Re: Determining if Unicode / appropriate glyphs installed on client

* Mustafa Ali (UrduWord.com) wrote:
>Is there an efficient method to determine if a certain multilingual content
>will display correctly on a browser (considering localized text encoding,
>language font repository, and text-processing algorithms), regardless of the
>user's accept-language preferences?
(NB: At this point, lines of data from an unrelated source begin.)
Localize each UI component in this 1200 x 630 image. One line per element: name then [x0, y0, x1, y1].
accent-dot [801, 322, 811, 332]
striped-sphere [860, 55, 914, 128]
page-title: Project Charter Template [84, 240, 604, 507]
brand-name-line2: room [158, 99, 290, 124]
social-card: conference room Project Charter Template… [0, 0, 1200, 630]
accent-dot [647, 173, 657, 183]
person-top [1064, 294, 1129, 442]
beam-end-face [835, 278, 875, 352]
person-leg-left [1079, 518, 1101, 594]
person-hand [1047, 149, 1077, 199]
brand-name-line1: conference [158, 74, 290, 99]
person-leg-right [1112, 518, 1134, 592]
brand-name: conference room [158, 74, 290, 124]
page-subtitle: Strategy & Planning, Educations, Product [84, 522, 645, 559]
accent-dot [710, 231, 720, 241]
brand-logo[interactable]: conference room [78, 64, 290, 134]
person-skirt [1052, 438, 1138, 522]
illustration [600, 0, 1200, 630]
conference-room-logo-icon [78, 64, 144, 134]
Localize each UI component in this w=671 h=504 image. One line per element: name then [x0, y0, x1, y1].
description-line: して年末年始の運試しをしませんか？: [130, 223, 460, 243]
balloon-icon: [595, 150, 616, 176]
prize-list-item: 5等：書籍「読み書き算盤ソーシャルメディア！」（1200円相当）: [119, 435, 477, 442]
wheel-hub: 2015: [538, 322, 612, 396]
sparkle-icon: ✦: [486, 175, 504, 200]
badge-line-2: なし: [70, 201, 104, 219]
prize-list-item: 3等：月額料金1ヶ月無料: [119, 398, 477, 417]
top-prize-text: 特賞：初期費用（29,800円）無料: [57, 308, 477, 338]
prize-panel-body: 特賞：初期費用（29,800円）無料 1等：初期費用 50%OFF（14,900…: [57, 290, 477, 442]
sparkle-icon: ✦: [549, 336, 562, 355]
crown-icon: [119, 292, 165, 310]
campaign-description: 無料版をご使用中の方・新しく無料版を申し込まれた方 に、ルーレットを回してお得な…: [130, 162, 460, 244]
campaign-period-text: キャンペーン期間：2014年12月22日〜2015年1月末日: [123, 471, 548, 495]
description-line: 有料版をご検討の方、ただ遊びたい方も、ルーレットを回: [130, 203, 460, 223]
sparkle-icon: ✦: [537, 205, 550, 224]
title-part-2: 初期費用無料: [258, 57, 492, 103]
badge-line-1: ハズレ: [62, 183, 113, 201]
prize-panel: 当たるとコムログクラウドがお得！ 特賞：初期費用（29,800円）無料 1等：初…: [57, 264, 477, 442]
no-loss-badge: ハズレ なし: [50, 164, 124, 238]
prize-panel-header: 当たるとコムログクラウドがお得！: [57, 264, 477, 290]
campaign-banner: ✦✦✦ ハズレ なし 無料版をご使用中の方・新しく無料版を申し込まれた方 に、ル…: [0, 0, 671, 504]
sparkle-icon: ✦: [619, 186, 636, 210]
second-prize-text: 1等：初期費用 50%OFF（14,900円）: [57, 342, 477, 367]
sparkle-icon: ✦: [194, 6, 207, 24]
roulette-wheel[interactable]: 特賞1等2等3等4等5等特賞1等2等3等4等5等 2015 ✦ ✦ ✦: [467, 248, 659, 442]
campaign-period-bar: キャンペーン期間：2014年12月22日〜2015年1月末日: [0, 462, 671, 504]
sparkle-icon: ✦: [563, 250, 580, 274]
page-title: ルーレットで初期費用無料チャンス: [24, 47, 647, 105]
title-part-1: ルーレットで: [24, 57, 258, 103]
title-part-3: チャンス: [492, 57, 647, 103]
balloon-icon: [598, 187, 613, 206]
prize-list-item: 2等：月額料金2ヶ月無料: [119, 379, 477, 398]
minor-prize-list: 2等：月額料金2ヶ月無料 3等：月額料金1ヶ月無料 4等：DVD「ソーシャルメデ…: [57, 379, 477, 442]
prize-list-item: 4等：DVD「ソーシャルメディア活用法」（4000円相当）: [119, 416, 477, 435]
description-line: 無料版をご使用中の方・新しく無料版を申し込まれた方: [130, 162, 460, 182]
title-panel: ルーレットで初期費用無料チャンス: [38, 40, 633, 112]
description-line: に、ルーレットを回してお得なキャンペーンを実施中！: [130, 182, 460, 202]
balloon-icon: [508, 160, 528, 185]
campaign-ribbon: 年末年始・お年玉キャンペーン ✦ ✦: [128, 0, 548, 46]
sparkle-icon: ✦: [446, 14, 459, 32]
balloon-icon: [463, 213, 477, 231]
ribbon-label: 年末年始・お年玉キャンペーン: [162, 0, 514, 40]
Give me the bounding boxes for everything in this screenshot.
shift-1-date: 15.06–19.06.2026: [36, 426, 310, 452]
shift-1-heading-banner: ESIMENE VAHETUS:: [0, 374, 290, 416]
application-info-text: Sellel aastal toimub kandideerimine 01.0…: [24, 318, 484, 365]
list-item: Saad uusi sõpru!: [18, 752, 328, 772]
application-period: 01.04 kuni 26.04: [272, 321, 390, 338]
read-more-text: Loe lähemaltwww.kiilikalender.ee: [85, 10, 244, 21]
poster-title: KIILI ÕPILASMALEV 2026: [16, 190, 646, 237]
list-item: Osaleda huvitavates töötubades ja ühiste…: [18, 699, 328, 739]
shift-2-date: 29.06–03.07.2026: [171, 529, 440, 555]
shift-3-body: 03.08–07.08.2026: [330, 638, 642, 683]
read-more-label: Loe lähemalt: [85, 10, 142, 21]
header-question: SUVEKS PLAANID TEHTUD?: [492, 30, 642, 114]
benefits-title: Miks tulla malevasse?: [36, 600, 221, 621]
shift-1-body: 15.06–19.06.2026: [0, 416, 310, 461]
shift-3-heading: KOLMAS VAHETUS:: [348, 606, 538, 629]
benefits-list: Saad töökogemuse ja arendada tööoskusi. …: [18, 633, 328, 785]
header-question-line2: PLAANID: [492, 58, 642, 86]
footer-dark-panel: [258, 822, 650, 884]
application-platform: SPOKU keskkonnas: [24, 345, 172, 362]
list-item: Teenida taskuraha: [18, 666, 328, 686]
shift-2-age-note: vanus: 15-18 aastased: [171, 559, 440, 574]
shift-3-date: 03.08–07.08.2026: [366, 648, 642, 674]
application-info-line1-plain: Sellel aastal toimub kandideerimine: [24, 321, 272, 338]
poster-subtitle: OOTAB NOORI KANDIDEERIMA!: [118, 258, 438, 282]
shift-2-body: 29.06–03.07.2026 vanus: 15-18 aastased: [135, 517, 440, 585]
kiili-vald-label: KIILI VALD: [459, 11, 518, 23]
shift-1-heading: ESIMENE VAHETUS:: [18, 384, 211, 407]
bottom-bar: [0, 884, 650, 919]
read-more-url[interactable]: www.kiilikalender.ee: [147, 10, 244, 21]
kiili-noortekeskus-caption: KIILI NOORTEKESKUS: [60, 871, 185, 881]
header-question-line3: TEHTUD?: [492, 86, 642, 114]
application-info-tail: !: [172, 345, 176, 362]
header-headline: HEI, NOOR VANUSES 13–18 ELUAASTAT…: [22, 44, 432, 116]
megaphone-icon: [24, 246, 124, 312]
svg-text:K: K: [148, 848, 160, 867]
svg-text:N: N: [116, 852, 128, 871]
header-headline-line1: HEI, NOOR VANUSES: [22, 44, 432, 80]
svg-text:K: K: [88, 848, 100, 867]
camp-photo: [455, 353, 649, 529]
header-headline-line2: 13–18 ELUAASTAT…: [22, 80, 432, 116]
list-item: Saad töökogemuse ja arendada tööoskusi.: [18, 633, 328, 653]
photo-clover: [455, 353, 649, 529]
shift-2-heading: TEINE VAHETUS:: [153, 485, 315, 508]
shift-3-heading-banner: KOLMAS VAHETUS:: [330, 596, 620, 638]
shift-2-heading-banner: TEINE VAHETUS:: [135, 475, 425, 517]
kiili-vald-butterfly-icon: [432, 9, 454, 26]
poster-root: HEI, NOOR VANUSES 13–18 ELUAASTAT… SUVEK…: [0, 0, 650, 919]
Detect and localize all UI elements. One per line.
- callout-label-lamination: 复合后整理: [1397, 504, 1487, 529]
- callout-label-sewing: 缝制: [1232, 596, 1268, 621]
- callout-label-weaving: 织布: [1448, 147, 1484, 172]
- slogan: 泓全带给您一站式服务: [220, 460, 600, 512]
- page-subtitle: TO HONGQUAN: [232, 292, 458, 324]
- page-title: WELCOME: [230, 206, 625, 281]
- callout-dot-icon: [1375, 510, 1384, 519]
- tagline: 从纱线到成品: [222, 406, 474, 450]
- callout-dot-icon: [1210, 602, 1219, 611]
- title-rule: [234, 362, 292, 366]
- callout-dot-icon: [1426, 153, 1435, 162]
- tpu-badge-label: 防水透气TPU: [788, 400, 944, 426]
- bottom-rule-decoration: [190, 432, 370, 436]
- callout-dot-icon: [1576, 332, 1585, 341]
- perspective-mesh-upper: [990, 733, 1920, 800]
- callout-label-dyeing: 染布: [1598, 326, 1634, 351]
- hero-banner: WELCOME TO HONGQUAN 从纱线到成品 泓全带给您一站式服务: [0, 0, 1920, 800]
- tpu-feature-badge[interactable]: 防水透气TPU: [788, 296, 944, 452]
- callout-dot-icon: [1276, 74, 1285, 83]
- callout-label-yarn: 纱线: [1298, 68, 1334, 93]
Help in light of both HTML and XHTML
>appreciated.

For HTTP there is the 'Accept-Charset' Request Header, this should help
in theory to determine whether the Client can handle a given character
encoding. Note that user agent support for this header is rather bad. To
determine the others there is no means in HTTP, maybe you should take a
look at CC/PP (see http://www.w3.org). In the CSS rendering model the
client should choose a font that actually contains the right glyphs in
preference to a font that does not.

>For example, using Arial Unicode MS and IE6, I can easily read websites in
>Arabic, Japanese, and most other languages. However, the browser does not
>(practically cannot) send the entire range of languages it supports.

The Accept-Language header does not inform about client capabilities,
but instead of user preferences.

>Again, is there an efficient method to determine localized text encoding,
>language font respository, and text-processing algorithms supported by the
>client? How does CC/PP handle the issue?